Following an invited competition organised by Modus Operandi, artist Alison Turnbull was commissioned to produce a major artwork to be integrated within the Duke Street façade of the newly redeveloped Wigmore Street building, designed by ORMS Architects. Encompassing the main and secondary stair cores, the Duke Street façade forms Wigmore Street’s structural ‘spine’. Turnbull’s artwork draws attention to this core part of the building, utilising its full height through her design.

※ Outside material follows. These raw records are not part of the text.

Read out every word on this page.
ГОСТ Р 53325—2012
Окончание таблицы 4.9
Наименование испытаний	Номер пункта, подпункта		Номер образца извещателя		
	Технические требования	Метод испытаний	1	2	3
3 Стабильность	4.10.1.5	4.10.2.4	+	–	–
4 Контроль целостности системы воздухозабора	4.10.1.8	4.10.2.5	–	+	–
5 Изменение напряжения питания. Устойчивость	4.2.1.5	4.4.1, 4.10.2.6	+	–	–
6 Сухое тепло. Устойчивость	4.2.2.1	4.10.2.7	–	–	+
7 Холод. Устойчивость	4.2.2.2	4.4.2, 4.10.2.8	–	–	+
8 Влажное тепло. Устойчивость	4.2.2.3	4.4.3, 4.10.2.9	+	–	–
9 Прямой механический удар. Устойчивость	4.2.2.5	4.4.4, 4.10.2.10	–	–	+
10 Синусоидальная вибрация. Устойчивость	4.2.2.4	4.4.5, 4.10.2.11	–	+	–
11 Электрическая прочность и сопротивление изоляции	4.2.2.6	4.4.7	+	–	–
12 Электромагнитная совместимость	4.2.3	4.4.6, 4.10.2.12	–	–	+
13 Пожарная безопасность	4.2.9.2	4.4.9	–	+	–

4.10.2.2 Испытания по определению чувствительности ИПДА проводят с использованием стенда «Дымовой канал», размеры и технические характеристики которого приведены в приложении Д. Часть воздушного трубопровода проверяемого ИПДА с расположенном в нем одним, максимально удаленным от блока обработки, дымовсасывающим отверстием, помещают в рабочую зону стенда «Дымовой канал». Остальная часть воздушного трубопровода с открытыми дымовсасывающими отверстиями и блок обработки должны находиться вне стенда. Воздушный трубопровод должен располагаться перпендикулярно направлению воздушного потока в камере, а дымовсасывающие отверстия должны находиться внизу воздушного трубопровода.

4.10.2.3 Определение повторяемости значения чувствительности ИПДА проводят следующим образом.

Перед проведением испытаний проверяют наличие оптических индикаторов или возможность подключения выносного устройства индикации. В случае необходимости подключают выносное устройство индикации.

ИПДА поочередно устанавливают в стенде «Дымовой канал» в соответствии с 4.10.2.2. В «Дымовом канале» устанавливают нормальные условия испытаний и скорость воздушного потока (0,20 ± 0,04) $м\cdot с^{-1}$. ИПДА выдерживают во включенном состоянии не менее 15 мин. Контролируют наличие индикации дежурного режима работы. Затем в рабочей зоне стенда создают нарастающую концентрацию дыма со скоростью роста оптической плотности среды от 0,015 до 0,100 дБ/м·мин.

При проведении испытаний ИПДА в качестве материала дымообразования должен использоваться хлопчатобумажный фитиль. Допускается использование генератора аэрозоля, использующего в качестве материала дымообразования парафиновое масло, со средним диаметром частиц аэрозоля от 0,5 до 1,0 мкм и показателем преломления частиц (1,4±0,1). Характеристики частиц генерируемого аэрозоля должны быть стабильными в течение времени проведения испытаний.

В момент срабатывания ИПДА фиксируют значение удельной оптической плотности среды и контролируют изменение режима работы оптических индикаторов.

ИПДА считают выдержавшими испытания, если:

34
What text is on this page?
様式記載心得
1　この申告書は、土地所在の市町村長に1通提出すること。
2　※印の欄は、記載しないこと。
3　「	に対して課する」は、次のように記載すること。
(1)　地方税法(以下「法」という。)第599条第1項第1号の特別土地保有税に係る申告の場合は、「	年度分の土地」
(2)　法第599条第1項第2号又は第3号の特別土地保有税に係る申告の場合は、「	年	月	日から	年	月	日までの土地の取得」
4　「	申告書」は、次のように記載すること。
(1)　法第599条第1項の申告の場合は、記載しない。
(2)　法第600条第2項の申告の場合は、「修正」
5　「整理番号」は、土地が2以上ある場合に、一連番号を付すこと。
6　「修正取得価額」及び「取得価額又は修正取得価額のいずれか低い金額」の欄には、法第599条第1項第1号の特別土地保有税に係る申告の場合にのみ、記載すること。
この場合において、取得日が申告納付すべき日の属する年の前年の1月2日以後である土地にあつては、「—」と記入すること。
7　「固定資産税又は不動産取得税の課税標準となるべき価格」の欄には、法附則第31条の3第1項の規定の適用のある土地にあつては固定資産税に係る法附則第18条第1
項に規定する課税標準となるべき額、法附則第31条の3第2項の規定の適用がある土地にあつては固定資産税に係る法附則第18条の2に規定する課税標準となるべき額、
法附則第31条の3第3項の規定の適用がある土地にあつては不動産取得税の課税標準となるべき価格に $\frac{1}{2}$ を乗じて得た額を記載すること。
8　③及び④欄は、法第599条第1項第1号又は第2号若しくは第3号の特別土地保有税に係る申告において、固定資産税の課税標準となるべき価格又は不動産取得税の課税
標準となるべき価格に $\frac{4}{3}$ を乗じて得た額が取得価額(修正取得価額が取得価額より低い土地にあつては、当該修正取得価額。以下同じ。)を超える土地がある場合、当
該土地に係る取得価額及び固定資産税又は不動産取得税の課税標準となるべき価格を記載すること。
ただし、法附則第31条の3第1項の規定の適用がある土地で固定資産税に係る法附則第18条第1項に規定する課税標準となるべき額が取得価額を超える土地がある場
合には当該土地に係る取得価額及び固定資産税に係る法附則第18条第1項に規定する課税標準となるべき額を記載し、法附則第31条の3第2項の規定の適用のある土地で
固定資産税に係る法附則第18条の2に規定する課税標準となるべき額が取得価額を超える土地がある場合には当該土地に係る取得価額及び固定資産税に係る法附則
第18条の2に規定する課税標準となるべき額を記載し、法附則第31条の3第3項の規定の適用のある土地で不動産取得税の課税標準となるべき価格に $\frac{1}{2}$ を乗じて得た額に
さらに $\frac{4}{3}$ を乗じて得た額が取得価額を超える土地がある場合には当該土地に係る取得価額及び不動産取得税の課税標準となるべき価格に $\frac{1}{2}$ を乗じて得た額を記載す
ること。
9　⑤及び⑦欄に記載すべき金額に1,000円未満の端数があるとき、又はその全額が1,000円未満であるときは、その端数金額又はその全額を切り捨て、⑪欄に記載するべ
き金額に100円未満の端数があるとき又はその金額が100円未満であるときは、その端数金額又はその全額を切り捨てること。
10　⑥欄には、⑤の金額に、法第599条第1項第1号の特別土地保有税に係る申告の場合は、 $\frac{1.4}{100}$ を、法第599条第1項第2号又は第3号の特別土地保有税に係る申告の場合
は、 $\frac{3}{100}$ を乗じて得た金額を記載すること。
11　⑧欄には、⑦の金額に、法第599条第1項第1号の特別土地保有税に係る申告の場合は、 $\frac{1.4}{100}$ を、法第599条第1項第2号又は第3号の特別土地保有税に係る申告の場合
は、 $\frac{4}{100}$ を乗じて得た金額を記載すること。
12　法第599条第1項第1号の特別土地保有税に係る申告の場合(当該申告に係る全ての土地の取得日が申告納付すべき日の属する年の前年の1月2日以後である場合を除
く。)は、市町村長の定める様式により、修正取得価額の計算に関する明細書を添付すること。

Taking the idea of a colour chart as her starting point, Turnbull has created a series of 24 individually coloured panels, organised within a 8 x 3 grid, which appear to float in front of the white concrete-clad façade, casting different gradients of shadow onto the south-facing wall as the sun moves through the sky. Viewed from a distance, the work can also be accessed from ground level through a single enamel panel by the building’s entrance that gives the names and code numbers for each colour, providing a key to the artwork as a whole. Though taken from an existing source, Turnbull’s choice of colours reflects the building’s distinctive local context. The evocative names of the colours freely call to mind both the rich oil paints of the nearby Wallace Collection and the ready-to-wear fashion of Oxford Street.
Describing her aims for the commission, Turnbull has said: ‘I hope that the colour chart will exhort people to look up, something we do too infrequently in cities.’